Proper permanent setup of 1394 drivers

Mark Knecht markknecht at gmail.com
Tue Oct 12 17:54:02 UTC 2004


On Tue, 12 Oct 2004 10:39:36 -0700, Rick Stevens
<rstevens at vitalstream.com> wrote:
> Mark Knecht wrote:

f
> > a repeat of yesterday until I better understand what I'm doing:
> >
> > <SNIP>
> > alias wlan0 ndiswrapper
> >
> > #install ohci1394 /etc/modules.special
> > #install ieee1394 /etc/modules.special
> > #install sbp2 /etc/modules.special
> >
> > # ALSA portion
> > alias char-major-116 snd
> > alias snd-card-0 snd-atiixp
> > <SNIP>
> 
> Hmmm.  The only alias is for ndiswrapper.  So the driver loads are
> invoked via hotplug--not via the kernel monitor.

No, sorry. There were more aliases in the file - for Ethernet and for
USB. I jsut didn't include them.
> 
> > modules.special looked like:
> >
> > /sbin/modprobe ohci1394 > /dev/null 2>&1
> > /sbin/modprobe ieee1394 > /dev/null 2>&1
> > /sbin/modprobe sbp2 > /dev/null 2>&1
> >
> > Permissions are:
> >
> > flash etc # ls -al modules.special
> > -r-xr-xr-x  1 root root 119 Oct 11 15:26 modules.special
> > flash etc #
> 
> That all looks legit.  As I said, the modprobe of sbp2 should also bring
> in scsi_mod if it's not already loaded.

It does when I do this by hand.




> > To the extent 'top' would respond there was no process taking up the
> > CPU cycles.
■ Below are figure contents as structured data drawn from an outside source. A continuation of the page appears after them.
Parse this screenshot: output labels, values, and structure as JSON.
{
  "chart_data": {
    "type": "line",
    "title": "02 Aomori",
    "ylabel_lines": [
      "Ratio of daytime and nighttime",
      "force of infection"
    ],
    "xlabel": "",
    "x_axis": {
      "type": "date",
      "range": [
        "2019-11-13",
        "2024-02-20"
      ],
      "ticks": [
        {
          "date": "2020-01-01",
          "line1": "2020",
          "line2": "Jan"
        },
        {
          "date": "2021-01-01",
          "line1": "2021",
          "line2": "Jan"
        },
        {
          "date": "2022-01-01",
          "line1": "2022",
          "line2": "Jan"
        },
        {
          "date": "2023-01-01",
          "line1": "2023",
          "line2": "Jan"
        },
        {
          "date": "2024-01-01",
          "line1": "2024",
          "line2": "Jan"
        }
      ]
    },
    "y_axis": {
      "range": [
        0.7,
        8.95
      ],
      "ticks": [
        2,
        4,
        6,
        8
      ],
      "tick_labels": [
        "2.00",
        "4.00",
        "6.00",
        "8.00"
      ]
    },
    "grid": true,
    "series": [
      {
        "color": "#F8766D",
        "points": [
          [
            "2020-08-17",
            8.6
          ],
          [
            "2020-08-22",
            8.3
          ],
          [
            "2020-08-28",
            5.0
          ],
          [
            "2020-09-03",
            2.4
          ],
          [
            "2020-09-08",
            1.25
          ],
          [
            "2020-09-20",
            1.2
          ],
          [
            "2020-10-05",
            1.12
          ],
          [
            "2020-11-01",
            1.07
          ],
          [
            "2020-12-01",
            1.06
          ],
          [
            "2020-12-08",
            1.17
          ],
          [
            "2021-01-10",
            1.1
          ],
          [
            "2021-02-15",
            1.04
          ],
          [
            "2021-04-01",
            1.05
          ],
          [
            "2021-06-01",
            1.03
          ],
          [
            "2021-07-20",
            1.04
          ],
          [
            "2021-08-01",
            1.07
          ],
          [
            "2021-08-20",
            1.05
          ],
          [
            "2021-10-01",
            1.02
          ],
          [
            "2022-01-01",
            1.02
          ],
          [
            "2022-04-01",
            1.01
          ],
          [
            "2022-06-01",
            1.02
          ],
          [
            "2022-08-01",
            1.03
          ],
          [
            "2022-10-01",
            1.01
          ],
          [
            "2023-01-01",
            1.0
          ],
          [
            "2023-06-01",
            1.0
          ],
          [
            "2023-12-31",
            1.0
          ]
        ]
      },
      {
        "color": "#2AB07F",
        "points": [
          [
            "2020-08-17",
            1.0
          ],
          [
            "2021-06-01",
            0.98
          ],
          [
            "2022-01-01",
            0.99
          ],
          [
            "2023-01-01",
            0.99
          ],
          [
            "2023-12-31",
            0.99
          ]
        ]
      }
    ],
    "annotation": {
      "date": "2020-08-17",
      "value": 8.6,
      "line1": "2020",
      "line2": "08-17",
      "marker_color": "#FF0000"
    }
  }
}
The disk drive was in a 100% used state visually - light
> > on and drive head moving a bunch. To me it looked like a run away
> > write process to a log file, but I saw nothing obvious in /var/log/.
> > messages just seemed to have normal boot messages.
> 
> As I said, it could have been an updatedb or prelink run.  Those can
> flog the drive.  A "ps -ax" and scanning for "prelink" or "updatedb"
> would have been nice.  I hate coincidences.

updatedb was my first thought. It definately wasn't running. I didn't
look for preliink, but as I say, I ran top. It said 1% CPU. The top
processes displayed weren't using the CPU.


> >
> > I haven't been quite brave enough to try again just yet. I have no
> > problem with loading the 1394 drivers every time as I pretty much use
> > 1394 hard drives for all of my audio work. Maybe rc.local is actually
> > a good choice in my case...
> 
> It's certainly the easiest place to control.  I'll have to look at the
> hotplug configs to see if there's an easy way to make sure your drivers
> get loaded.  I don't know why I didn't think of that before, since 1394
> is a hotplug thing.  Sheesh!

Also, this is a FC2 system but I'm running a new kernel -
2.6.9-rc2-mm4-VP-S7. Possibly this is kernel related. I could try
droppin gback to the standard FC2 kernel and making sure that works.
I'm just worried about creating another fsck situation.